A $27 billion budget surplus sparks excitement on Capitol Hill. Our students should take advantage of it.


Comptroller Glen Hegar’s recent announcement of the unprecedented $27 billion budget surplus has generated a lot of excitement around the Texas Capitol. Almost immediately, heads of state began tossing around ideas on how best to use the funds. Leading experts on public education policy and funding agree that several funding options could dramatically improve the lives of Texans for years to come — and we believe young Texans should be a priority. We need to invest in the 5.4 million students who are the future of our state, and as public school finance experts, we have some recommendations.

First, in light of record inflation, we are proposing an increase in the dollar amount per student, also known around Capitol Hill as the basic allowance. This would benefit all students in all public schools in Texas. Prior to the changes instituted by HB 3 in 2019, this base allocation remained unchanged for four years.

Although HB 3 increased the base allowance by $1,020, inflation has since reduced the value of this increase, so we recommend that the state base the allowance on the Texas Consumer Price Index published by the controller. This measure tracks the average change in the price of consumer goods; it is a reflection of inflation and the general health of the economy. By permanently tying attribution to this metric, we can fund the true cost of education in current and future economic climates and provide Texas schools with additional resources to better serve their students, especially those who come from households educationally disadvantaged.

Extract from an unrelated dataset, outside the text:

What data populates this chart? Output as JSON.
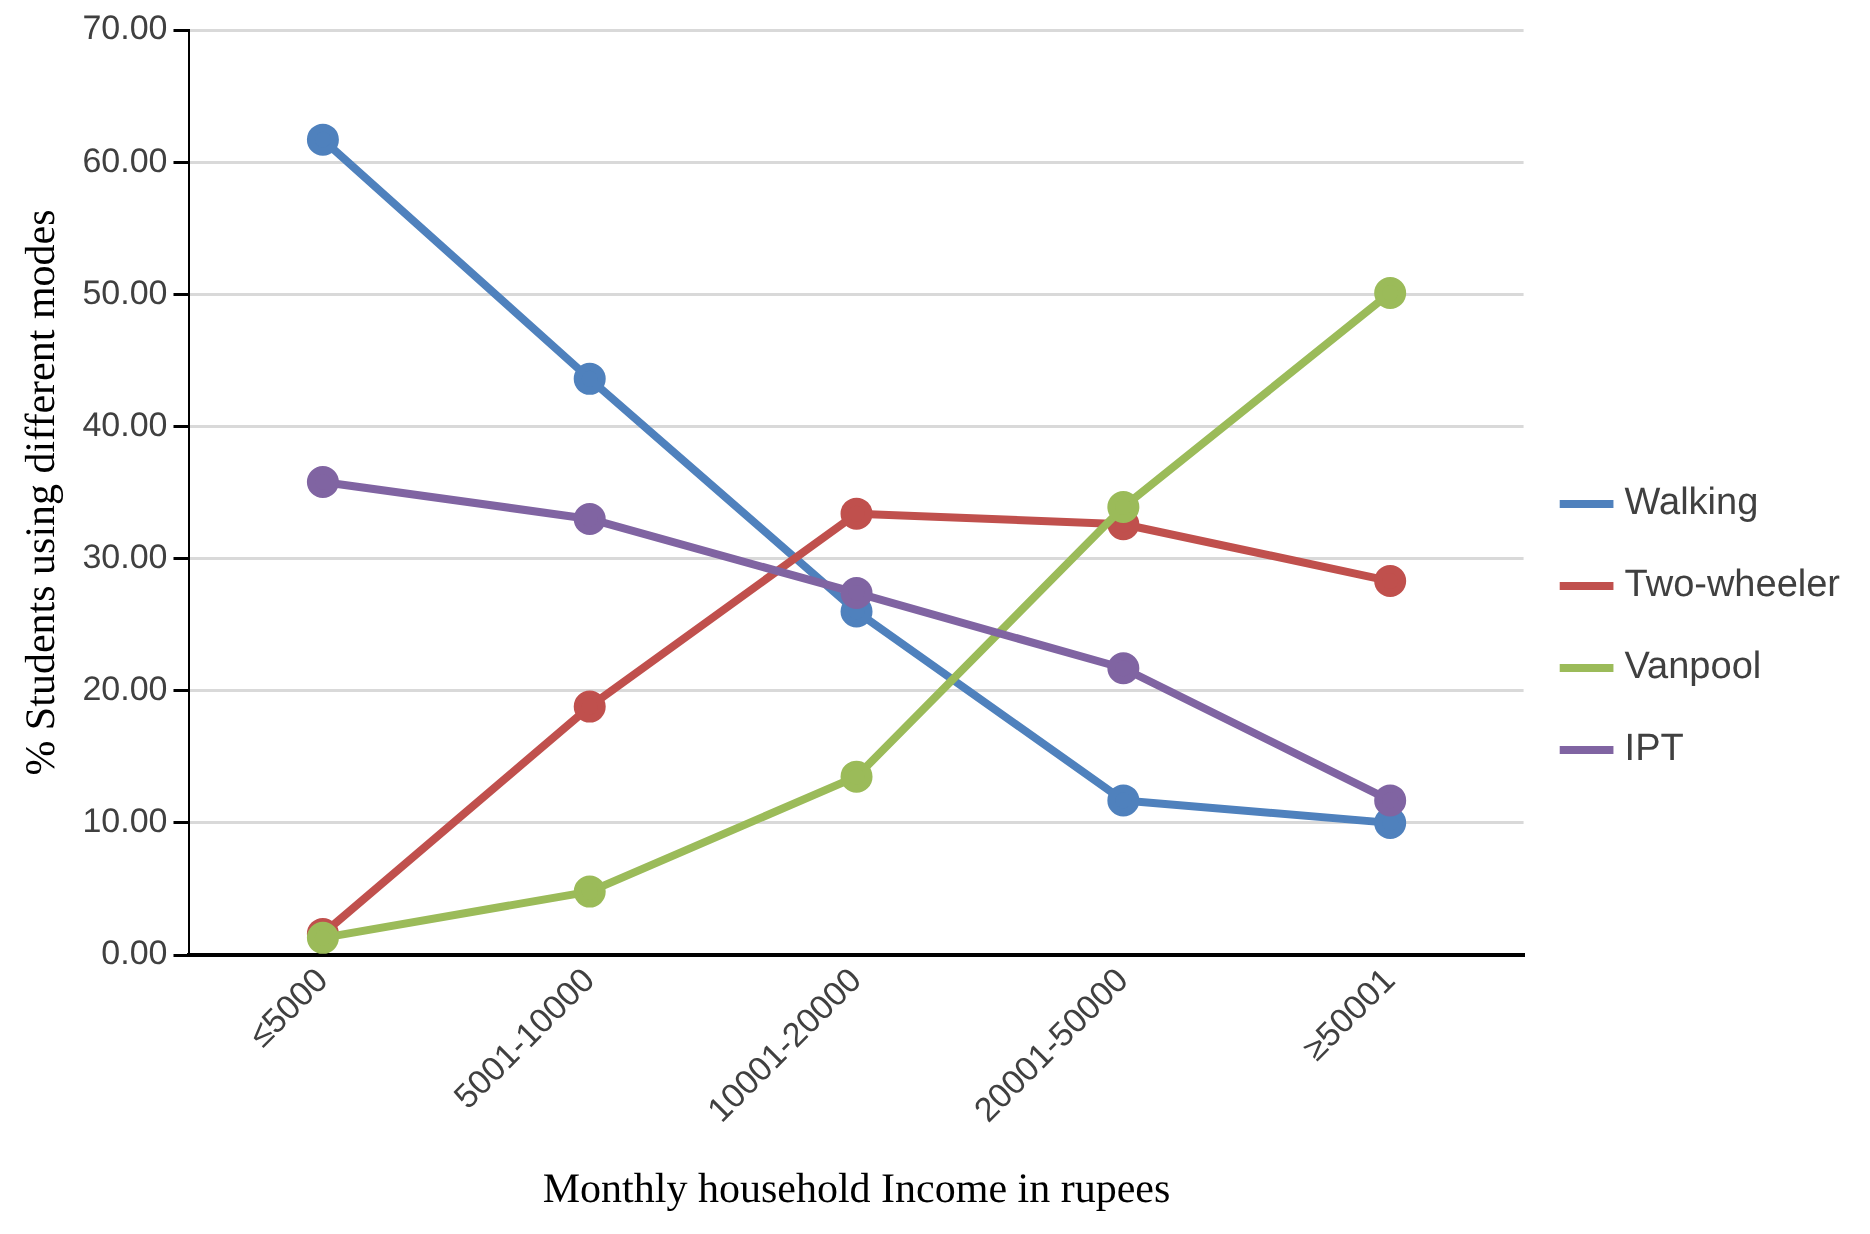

Another challenge public schools in Texas face is the growing gap between what they spend to provide special education services and the amount of funding the state’s school funding system provides for those services. . According to the Texas Education Agency, in 2021 that funding shortfall was more than $2.3 billion, and it impacts everything from student assessments to transportation costs. One way to help close this gap is to update the formulas so that funding is based on the services provided rather than the student’s educational background. After all, each student is unique and requires an individualized education plan to reach their maximum potential. It is time for the state to increase investment in special education to reflect the financial realities schools face today and to ensure access to equal opportunity education for all students.

Finally, one of the main topics of discussion during this next legislature will – rightly – be safety at school. Because school safety at all school facilities is a top priority for the state, lawmakers should seriously consider significantly increasing the school safety allocation to provide schools with sufficient funding to make the necessary improvements to measures. safety and expanding mental health services. Currently, the annual security allowance is $9.72 for each student attending the school. As a result, small districts sometimes have to make difficult choices, for example, between a school resource officer or a school counselor.

In addition to formula increases, which wouldn’t take effect until the 2022-23 school year, lawmakers could also consider creating an additional appropriation that reallocates additional dollars to the core school curriculum. These could be invested in a grant program that reimburses schools for safety improvements made during the current school year. Because this strategy is based on reallocation, it would cost the state no additional dollars beyond what was already budgeted and would reduce delays in investments needed to address security issues throughout the year.

While several priorities merit state investment, and most will likely absorb some of the historic budget surplus, we encourage lawmakers to put students at the top of the list. After all, those who sit in Texas classrooms today will become the leaders of tomorrow.

Lopez is chief financial officer at MoakCasey and former associate commissioner and director of school finance for the Texas Education Agency.